Chinese Data Released on a U.S. Holiday

January 20, 2014

The U.S. Martin Luther King JR. holiday has sucked leadership out of today’s market action.

  • The dollar shows only small changes from Friday’s closing, losing 0.3% against the euro and Aussie dollar, 0.2% relative to the yen, and 0.1% versus the Swiss franc and sterling.  The loonie, kiwi and yuan are unchanged.
  • Share prices in the Pacific Rim dlosed down 0.9% in Hong Kong, 0.6% in China, Japan and Singapore, 0.2% in Australia and 0.1% in New Zealand.  Equities are down 0.4% in Germany and 0.2% in France, Italy and Spain, but they are unchanged in Britain and up 0.2% in Canada.
  • The 10-year sovereign debt yields dipped a basis point in Germany, Britain and Japan.
  • WTI crude oil fell by 1.0%, while gold is 0.3% firmer.

China reported 4Q and 2013 GDP growth as well as December retail sales, industrial production, business investment and home prices.

  • Although just a tenth percentage point less than growth in 2012, last year’s 7.7% result constituted a 14-year low.  GDP expanded as much as 10.4% as recently as 2010.  In the final quarter of 2013, real GDP went up 1.8% after a 2.2% increase in 3Q.  On-year growth of 7.7% matched the full-2013 result and was down from 7.8% between 3Q12 and 3Q13.
  • Fixed asset investment increased 19.6% in 2013, down from 19.9% in January-November, 20.7% in full-2012 and 23.8% in 2011.
  • Industrial production grew 9.7% between end-2012 and end-2013, down from on-year growth of 10.0% in November and 10.3% in October and the slowest outcome since a similar rise in the year to July.  Full-2013 industrial production also increased by 9.7%.
  • A 13.6% increase of retail sales matched expectations and was higher than the 13.1% advance for full-2013.
  • For a fourth consecutive month, home prices rise by less on month in December than in the prior month.  The 12-month rate of increase was 9.9%.  House prices went up in one fewer city than had been the case in November.  China’s central bank continues to tolerate tight money market liquidity in order to cool the property market and in hopes of averting the kind of collapse that Japan’s housing market experienced in the 1990s.
  • China’s business climate index fell two full points or 1.6% between 3Q13 and 4Q13.

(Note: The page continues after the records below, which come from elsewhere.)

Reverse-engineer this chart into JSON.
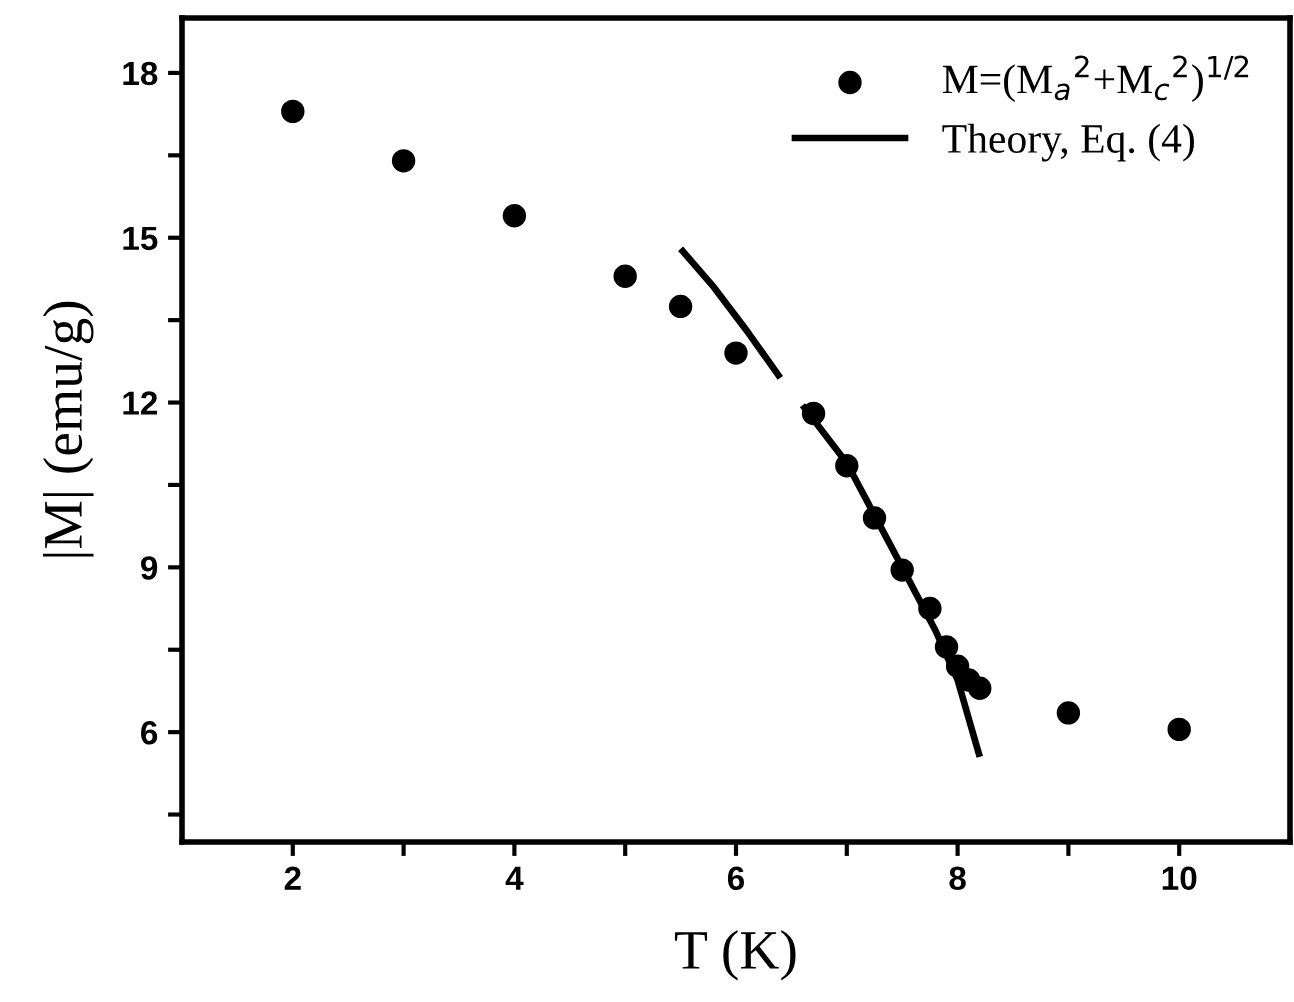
{
  "chart_data": {
    "type": "scatter",
    "xlabel": "T (K)",
    "ylabel": "|M| (emu/g)",
    "xlim": [
      1,
      11
    ],
    "ylim": [
      4,
      19
    ],
    "xticks": [
      2,
      {
        "value": 3,
        "label": null
      },
      4,
      {
        "value": 5,
        "label": null
      },
      6,
      {
        "value": 7,
        "label": null
      },
      8,
      {
        "value": 9,
        "label": null
      },
      10
    ],
    "yticks": [
      {
        "value": 4.5,
        "label": null
      },
      6,
      {
        "value": 7.5,
        "label": null
      },
      9,
      {
        "value": 10.5,
        "label": null
      },
      12,
      {
        "value": 13.5,
        "label": null
      },
      15,
      {
        "value": 16.5,
        "label": null
      },
      18
    ],
    "grid": false,
    "legend": "top right",
    "series": [
      {
        "name": "M=(M$_{a}$$^{2}$+M$_{c}$$^{2}$)$^{1/2}$",
        "marker": "circle",
        "color": "#000000",
        "x": [
          2,
          3,
          4,
          5,
          5.5,
          6,
          6.7,
          7,
          7.25,
          7.5,
          7.75,
          7.9,
          8.0,
          8.1,
          8.2,
          9,
          10
        ],
        "values": [
          17.3,
          16.4,
          15.4,
          14.3,
          13.75,
          12.9,
          11.8,
          10.85,
          9.9,
          8.95,
          8.25,
          7.55,
          7.2,
          6.95,
          6.8,
          6.35,
          6.05
        ]
      },
      {
        "name": "Theory, Eq. (4)",
        "type": "line",
        "line_style": "solid",
        "color": "#000000",
        "x": [
          5.5,
          5.8,
          6.1,
          6.4,
          6.5,
          6.6,
          7.0,
          7.5,
          7.8,
          8.0,
          8.2
        ],
        "values": [
          14.8,
          14.1,
          13.3,
          12.45,
          null,
          11.95,
          10.9,
          9.0,
          7.85,
          6.95,
          5.55
        ]
      }
    ]
  }
}
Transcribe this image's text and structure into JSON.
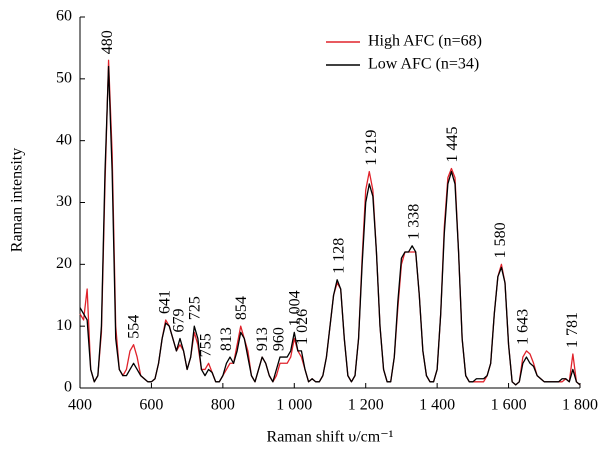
{
  "chart_data": {
    "type": "line",
    "x_label": "Raman shift υ/cm⁻¹",
    "y_label": "Raman intensity",
    "x": [
      400,
      410,
      420,
      430,
      440,
      450,
      460,
      470,
      480,
      490,
      500,
      510,
      520,
      530,
      540,
      550,
      560,
      570,
      580,
      590,
      600,
      610,
      620,
      630,
      640,
      650,
      660,
      670,
      680,
      690,
      700,
      710,
      720,
      730,
      740,
      750,
      760,
      770,
      780,
      790,
      800,
      810,
      820,
      830,
      840,
      850,
      860,
      870,
      880,
      890,
      900,
      910,
      920,
      930,
      940,
      950,
      960,
      970,
      980,
      990,
      1000,
      1010,
      1020,
      1030,
      1040,
      1050,
      1060,
      1070,
      1080,
      1090,
      1100,
      1110,
      1120,
      1130,
      1140,
      1150,
      1160,
      1170,
      1180,
      1190,
      1200,
      1210,
      1220,
      1230,
      1240,
      1250,
      1260,
      1270,
      1280,
      1290,
      1300,
      1310,
      1320,
      1330,
      1340,
      1350,
      1360,
      1370,
      1380,
      1390,
      1400,
      1410,
      1420,
      1430,
      1440,
      1450,
      1460,
      1470,
      1480,
      1490,
      1500,
      1510,
      1520,
      1530,
      1540,
      1550,
      1560,
      1570,
      1580,
      1590,
      1600,
      1610,
      1620,
      1630,
      1640,
      1650,
      1660,
      1670,
      1680,
      1690,
      1700,
      1710,
      1720,
      1730,
      1740,
      1750,
      1760,
      1770,
      1780,
      1790,
      1800
    ],
    "series": [
      {
        "name": "High AFC (n=68)",
        "color": "#e0232b",
        "values": [
          12,
          11,
          16,
          3,
          1,
          2,
          9,
          33,
          53,
          38,
          10,
          3,
          2,
          3,
          6,
          7,
          5,
          2,
          1.5,
          1,
          1,
          1.5,
          4,
          8,
          11,
          10,
          8,
          6,
          7,
          6,
          3,
          5,
          9,
          7,
          3,
          3,
          4,
          2.5,
          1,
          1,
          2,
          3,
          4,
          4,
          7,
          10,
          8,
          6,
          2,
          1,
          3,
          5,
          4,
          2,
          1,
          2,
          4,
          4,
          4,
          5,
          8,
          6,
          5,
          3,
          1,
          1.5,
          1,
          1,
          2,
          5,
          10,
          15,
          17,
          16,
          8,
          2,
          1,
          2,
          8,
          21,
          32,
          35,
          32,
          22,
          10,
          3,
          1,
          1,
          5,
          13,
          20,
          22,
          22,
          22,
          22,
          15,
          6,
          2,
          1,
          1,
          3,
          12,
          26,
          34,
          35.5,
          34,
          22,
          8,
          2,
          1,
          1,
          1,
          1,
          1,
          2,
          4,
          12,
          18,
          20,
          17,
          7,
          1,
          0.5,
          1,
          5,
          6,
          5.5,
          4,
          2,
          1.5,
          1,
          1,
          1,
          1,
          1,
          1,
          1.5,
          1,
          5.5,
          1,
          0.5
        ]
      },
      {
        "name": "Low AFC (n=34)",
        "color": "#000000",
        "values": [
          13,
          12,
          11,
          3,
          1,
          2,
          10,
          35,
          52,
          35,
          8,
          3,
          2,
          2,
          3,
          4,
          3,
          2,
          1.5,
          1,
          1,
          1.5,
          4,
          8,
          10.5,
          10,
          8,
          6,
          8,
          6,
          3,
          5,
          10,
          8,
          3,
          2,
          3,
          2.5,
          1,
          1,
          2,
          4,
          5,
          4,
          6,
          9,
          8,
          5,
          2,
          1,
          3,
          5,
          4,
          2,
          1,
          3,
          5,
          5,
          5,
          6,
          9,
          6,
          6,
          3,
          1,
          1.5,
          1,
          1,
          2,
          5,
          10,
          15,
          17.5,
          16,
          8,
          2,
          1,
          2,
          8,
          20,
          30,
          33,
          31,
          22,
          10,
          3,
          1,
          1,
          5,
          14,
          21,
          22,
          22,
          23,
          22,
          15,
          6,
          2,
          1,
          1,
          3,
          12,
          25,
          33,
          35,
          33,
          22,
          8,
          2,
          1,
          1,
          1.5,
          1.5,
          1.5,
          2,
          4,
          12,
          18,
          19.5,
          17,
          7,
          1,
          0.5,
          1,
          4,
          5,
          4,
          3.5,
          2,
          1.5,
          1,
          1,
          1,
          1,
          1,
          1.5,
          1.5,
          1,
          3,
          1,
          0.5
        ]
      }
    ],
    "annotations": [
      {
        "x": 480,
        "label": "480"
      },
      {
        "x": 554,
        "label": "554"
      },
      {
        "x": 641,
        "label": "641"
      },
      {
        "x": 679,
        "label": "679"
      },
      {
        "x": 725,
        "label": "725"
      },
      {
        "x": 755,
        "label": "755"
      },
      {
        "x": 813,
        "label": "813"
      },
      {
        "x": 854,
        "label": "854"
      },
      {
        "x": 913,
        "label": "913"
      },
      {
        "x": 960,
        "label": "960"
      },
      {
        "x": 1004,
        "label": "1 004"
      },
      {
        "x": 1026,
        "label": "1 026"
      },
      {
        "x": 1128,
        "label": "1 128"
      },
      {
        "x": 1219,
        "label": "1 219"
      },
      {
        "x": 1338,
        "label": "1 338"
      },
      {
        "x": 1445,
        "label": "1 445"
      },
      {
        "x": 1580,
        "label": "1 580"
      },
      {
        "x": 1643,
        "label": "1 643"
      },
      {
        "x": 1781,
        "label": "1 781"
      }
    ],
    "xlim": [
      400,
      1800
    ],
    "xticks": [
      400,
      600,
      800,
      {
        "value": 1000,
        "label": "1 000"
      },
      {
        "value": 1200,
        "label": "1 200"
      },
      {
        "value": 1400,
        "label": "1 400"
      },
      {
        "value": 1600,
        "label": "1 600"
      },
      {
        "value": 1800,
        "label": "1 800"
      }
    ],
    "ylim": [
      0,
      60
    ],
    "yticks": [
      0,
      10,
      20,
      30,
      40,
      50,
      60
    ],
    "grid": false,
    "legend": "upper right"
  }
}
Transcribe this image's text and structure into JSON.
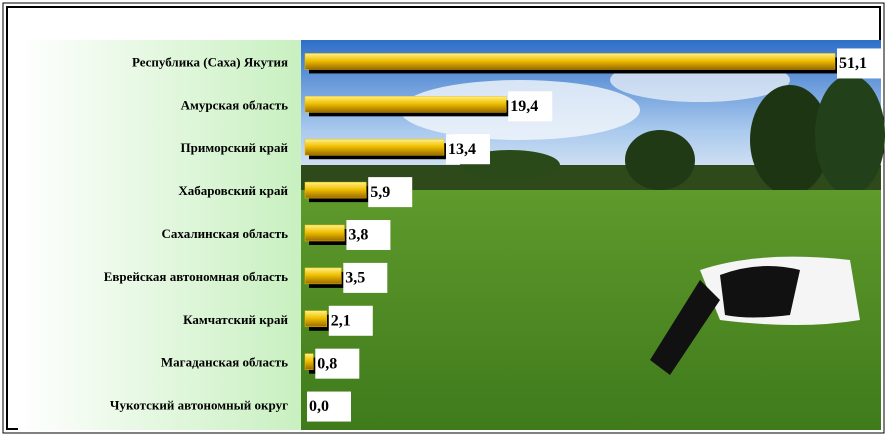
{
  "chart_data": {
    "type": "bar",
    "categories": [
      "Республика (Саха) Якутия",
      "Амурская область",
      "Приморский край",
      "Хабаровский край",
      "Сахалинская область",
      "Еврейская автономная область",
      "Камчатский край",
      "Магаданская область",
      "Чукотский автономный округ"
    ],
    "values": [
      51.1,
      19.4,
      13.4,
      5.9,
      3.8,
      3.5,
      2.1,
      0.8,
      0.0
    ],
    "value_labels": [
      "51,1",
      "19,4",
      "13,4",
      "5,9",
      "3,8",
      "3,5",
      "2,1",
      "0,8",
      "0,0"
    ],
    "color": "#f0c000"
  }
}
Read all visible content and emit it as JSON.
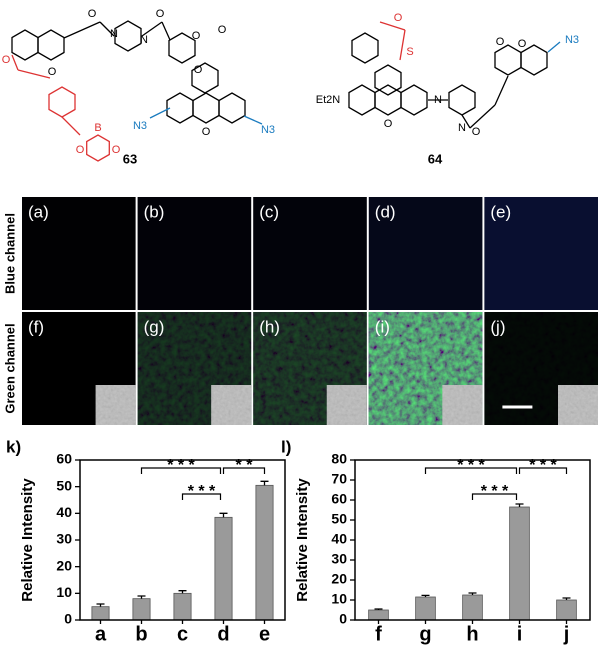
{
  "structures": [
    {
      "label": "63",
      "atoms": [
        "O",
        "O",
        "O",
        "O",
        "N",
        "N",
        "O",
        "O",
        "O",
        "O",
        "N3",
        "N3",
        "B",
        "O",
        "O"
      ]
    },
    {
      "label": "64",
      "atoms": [
        "O",
        "S",
        "Et2N",
        "O",
        "N",
        "N",
        "O",
        "O",
        "O",
        "N3"
      ]
    }
  ],
  "panels": {
    "rows": [
      "Blue channel",
      "Green channel"
    ],
    "labels": [
      "(a)",
      "(b)",
      "(c)",
      "(d)",
      "(e)",
      "(f)",
      "(g)",
      "(h)",
      "(i)",
      "(j)"
    ]
  },
  "chart_data": [
    {
      "type": "bar",
      "panel": "k)",
      "ylabel": "Relative Intensity",
      "categories": [
        "a",
        "b",
        "c",
        "d",
        "e"
      ],
      "values": [
        5,
        8,
        10,
        38.5,
        50.5
      ],
      "errors": [
        1,
        1,
        1,
        1.5,
        1.5
      ],
      "color": "#9a9a9a",
      "ylim": [
        0,
        60
      ],
      "yticks": [
        0,
        10,
        20,
        30,
        40,
        50,
        60
      ],
      "annotations": [
        {
          "text": "* * *",
          "between": [
            "b",
            "d"
          ]
        },
        {
          "text": "* * *",
          "between": [
            "c",
            "d"
          ]
        },
        {
          "text": "* *",
          "between": [
            "d",
            "e"
          ]
        }
      ]
    },
    {
      "type": "bar",
      "panel": "l)",
      "ylabel": "Relative Intensity",
      "categories": [
        "f",
        "g",
        "h",
        "i",
        "j"
      ],
      "values": [
        5,
        11.5,
        12.5,
        56.5,
        10
      ],
      "errors": [
        0.5,
        0.8,
        1,
        1.5,
        1
      ],
      "color": "#9a9a9a",
      "ylim": [
        0,
        80
      ],
      "yticks": [
        0,
        10,
        20,
        30,
        40,
        50,
        60,
        70,
        80
      ],
      "annotations": [
        {
          "text": "* * *",
          "between": [
            "g",
            "i"
          ]
        },
        {
          "text": "* * *",
          "between": [
            "h",
            "i"
          ]
        },
        {
          "text": "* * *",
          "between": [
            "i",
            "j"
          ]
        }
      ]
    }
  ]
}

Japanese industrial production growth in November was revised from a preliminary estimate of +0.1% to a dip of 0.1%, which still left the average level in October-November 1.6% above the 3Q mean.  Shipments were flat in November, and the inventory ratio dropped by 1.2% on month and 11.0% on year.  Capacity usage fell 0.5% from October but rose 6.2% on year, and capacity recorded a 12-month 1.1% rate of decline.

Japanese machine tool orders, according to revised estimates, posted a 28.1% advance between December 2012 and December 2013.

South Korean producer prices dropped 0.4% between end-2012 and end-2013, marking their 15th straight month of on-year decline.

House prices in New Zealand fell 1.1% in the year to December.  Expected Australian inflation over the coming year according to the MI-TD measure accelerated to 2.7% from 2.4%, no doubt because of the softer exchange rate.

German producer prices fell 0.1% on average in 2013 and 0.5% on an end-year to end-year basis.  It was the first calendar year drop in four years.  Even if one excludes energy, the PPI dropped 0.2% between December 2012 and December 2013.

The British Rightmove house price index recorded its largest on-year increase in January (+6.3%) since November 2007.  House prices went up 1.0% on month.

In the year to November, Italian industrial orders and sales climbed 3.0% and 0.4%, respectively.  Spanish industrial orders fell 5.1% in the year to November adjusting for variations in the number of business days. 

Belgian consumer confidence ticked a point higher to a reading of minus 4 in January.  Portuguese producer prices dipped 0.1% between end-2012 and end-2013.

Tomorrow should be a busier day, with a scheduled decision from Germany’s court on the constitutionality of the ECB OMT scheme and announced interest rate decisions from central banks in Turkey and Hungary.  New Zealand fourth-quarter consumer prices and the latest ZEW expectations indices for the euro area and Germany are also scheduled.